I first became a fan of Buffer during graduate school. While managing social marketing for student clubs and conferences, I relied on Buffer to manage our fun marketing campaigns.
Buffer is a popular social media software that enables small businesses and content creators to plan, publish, and analyze marketing campaigns across social channels. It serves 67,536 customers across over 85 countries. The company has over $21M annual recurring revenue and has been in business for 10 years now.
MongoDB: Let’s go back to February 2014. At that time, Buffer was a much smaller company — only about 15 people, compared with the more than 80 people now. What drew you to join?
Dan: Hands down, the culture. There were two things that were unique about Buffer at that time: First, it was an entirely remote team. This was rare in the pre-pandemic world. Second, there was incredible transparency both inside and outside the org. The company was so open about salary that on the Buffer Jobs page, it had an estimated salary calculator based on role and experience. Internally, all revenue numbers and company metrics were accessible to the entire team. The executives being an open book enabled trust and free communication across the organization.
And like any startup, we were all-in. Early on, I remember being at a taco shop on a Friday evening when the then-CTO texted me that the servers were crashing. I opened up my laptop at the restaurant and just started troubleshooting — doing whatever I could to try to mitigate the issue. Many people depended on us to manage their social identities, and so with a taco in one hand, and a phone on the other, we figured it out. Working at a startup is such an incredible learning curve; you have to be scrappy, push the boundaries, and find creative ways to deliver results.
MongoDB: Why did the team decide to build with MongoDB?
Dan: Our culture has always been engineering-centric, focused on shipping code as soon as it’s ready for production. We encourage continuous delivery of our applications.
MongoDB’s products resonate with that lean culture. MongoDB doesn’t require schema migrations; the flexibility and ease of use enabled us to practice the type of engineering we wanted. MongoDB became our partner in being fast and delivering often. An additional benefit was the ability to scale easily: one type of application we were building (content scheduling for social media) had massive collection of data that had to be scheduled which required very high throughput — we were posting hundreds of thousands of times a day for social media accounts. MongoDB Atlas allowed us to scale and ensure we didn’t have to worry about our database over the years.
MongoDB: Had you used MongoDB before joining Buffer?
Dan: I had taken a MongoDB University course in 2012 focused on MongoDB for Node.js developers, and I had built a few side projects and prototypes with MongoDB. The course itself was fantastic: it not only talked about basic things such as setting up replication, sharding, and how the database itself works, but it also talked about some of the more complex elements (how drivers work, write concern, and fully leveraging the database).
But the best way to learn about MongoDB was putting out fires at Buffer. Early on, we had monitoring and scaling issues, not with the database but with the code, and our team had to get smart about diagnosing specific issues in our application.
MongoDB: What advice do you have for an engineer who wants to grow into a CTO position someday?

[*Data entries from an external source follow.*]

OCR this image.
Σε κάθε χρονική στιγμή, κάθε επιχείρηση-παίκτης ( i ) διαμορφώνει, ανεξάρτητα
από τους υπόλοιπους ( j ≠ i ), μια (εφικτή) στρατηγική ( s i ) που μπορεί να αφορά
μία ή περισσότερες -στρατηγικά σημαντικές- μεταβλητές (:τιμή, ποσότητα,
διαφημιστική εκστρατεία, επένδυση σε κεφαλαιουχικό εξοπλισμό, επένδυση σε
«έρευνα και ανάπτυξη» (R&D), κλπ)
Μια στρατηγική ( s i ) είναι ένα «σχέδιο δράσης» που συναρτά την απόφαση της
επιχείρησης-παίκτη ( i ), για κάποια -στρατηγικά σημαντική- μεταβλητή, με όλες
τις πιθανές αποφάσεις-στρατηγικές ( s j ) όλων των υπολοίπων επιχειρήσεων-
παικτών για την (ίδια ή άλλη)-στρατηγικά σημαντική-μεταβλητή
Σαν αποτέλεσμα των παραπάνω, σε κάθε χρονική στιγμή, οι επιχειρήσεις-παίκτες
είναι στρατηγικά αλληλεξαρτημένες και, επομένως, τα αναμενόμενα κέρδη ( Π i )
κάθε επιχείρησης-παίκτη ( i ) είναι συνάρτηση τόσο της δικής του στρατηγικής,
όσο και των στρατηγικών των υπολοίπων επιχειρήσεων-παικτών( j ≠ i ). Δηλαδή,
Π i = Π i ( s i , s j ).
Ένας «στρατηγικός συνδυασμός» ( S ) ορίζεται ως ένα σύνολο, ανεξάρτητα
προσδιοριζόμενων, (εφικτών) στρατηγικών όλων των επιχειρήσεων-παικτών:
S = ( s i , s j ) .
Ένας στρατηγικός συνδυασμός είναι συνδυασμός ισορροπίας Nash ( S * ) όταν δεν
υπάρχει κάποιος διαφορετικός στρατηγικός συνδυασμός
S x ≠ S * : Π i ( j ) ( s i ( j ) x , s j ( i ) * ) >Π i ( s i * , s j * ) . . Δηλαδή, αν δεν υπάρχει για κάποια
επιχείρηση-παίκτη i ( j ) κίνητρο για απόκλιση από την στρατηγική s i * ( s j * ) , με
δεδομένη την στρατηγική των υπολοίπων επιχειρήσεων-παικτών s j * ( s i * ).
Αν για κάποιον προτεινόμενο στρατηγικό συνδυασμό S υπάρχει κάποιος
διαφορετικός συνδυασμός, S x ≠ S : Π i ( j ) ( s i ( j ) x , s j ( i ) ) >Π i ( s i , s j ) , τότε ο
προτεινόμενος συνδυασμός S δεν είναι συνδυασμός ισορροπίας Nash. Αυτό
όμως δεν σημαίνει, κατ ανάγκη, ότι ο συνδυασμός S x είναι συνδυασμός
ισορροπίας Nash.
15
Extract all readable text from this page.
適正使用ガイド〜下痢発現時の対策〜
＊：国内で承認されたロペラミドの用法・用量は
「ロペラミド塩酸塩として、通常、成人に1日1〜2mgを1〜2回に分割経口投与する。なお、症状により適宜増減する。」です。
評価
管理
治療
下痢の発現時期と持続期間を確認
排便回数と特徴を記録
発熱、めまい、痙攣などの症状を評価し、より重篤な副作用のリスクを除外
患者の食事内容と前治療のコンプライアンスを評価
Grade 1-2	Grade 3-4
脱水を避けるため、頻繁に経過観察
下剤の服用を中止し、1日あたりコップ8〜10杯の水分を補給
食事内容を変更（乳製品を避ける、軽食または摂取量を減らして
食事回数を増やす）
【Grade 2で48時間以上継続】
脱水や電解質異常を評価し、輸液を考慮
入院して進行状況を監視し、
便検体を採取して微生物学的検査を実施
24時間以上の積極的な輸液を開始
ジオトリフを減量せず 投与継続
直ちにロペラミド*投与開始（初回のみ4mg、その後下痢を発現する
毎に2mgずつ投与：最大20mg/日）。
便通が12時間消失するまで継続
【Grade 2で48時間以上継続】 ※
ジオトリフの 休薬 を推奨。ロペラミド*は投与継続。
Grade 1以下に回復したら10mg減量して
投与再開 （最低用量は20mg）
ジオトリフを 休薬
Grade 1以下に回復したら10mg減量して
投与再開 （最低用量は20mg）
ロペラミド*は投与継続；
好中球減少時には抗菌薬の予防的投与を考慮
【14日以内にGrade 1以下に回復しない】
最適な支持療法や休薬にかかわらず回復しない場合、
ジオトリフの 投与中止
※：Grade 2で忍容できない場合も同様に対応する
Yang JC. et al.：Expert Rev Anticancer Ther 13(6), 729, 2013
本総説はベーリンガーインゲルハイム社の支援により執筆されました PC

Dan: Engineers can pursue their own roles and do a really good job while still having a limited perspective of the company. In order to become a CTO, you really need to broaden that perspective, and understand how technical strategy supports business goals. The CTO doesn’t have to be the most technical person on the team, but has to have a well-rounded view of the business and also effectively communicate across the stack.
Transparency at Buffer helped me develop a wider perspective of the business. If you have ambitions to grow into a CTO role, build relationships across the organization — on the technical and business sides — and think strategically about how the code you ship drives business metrics.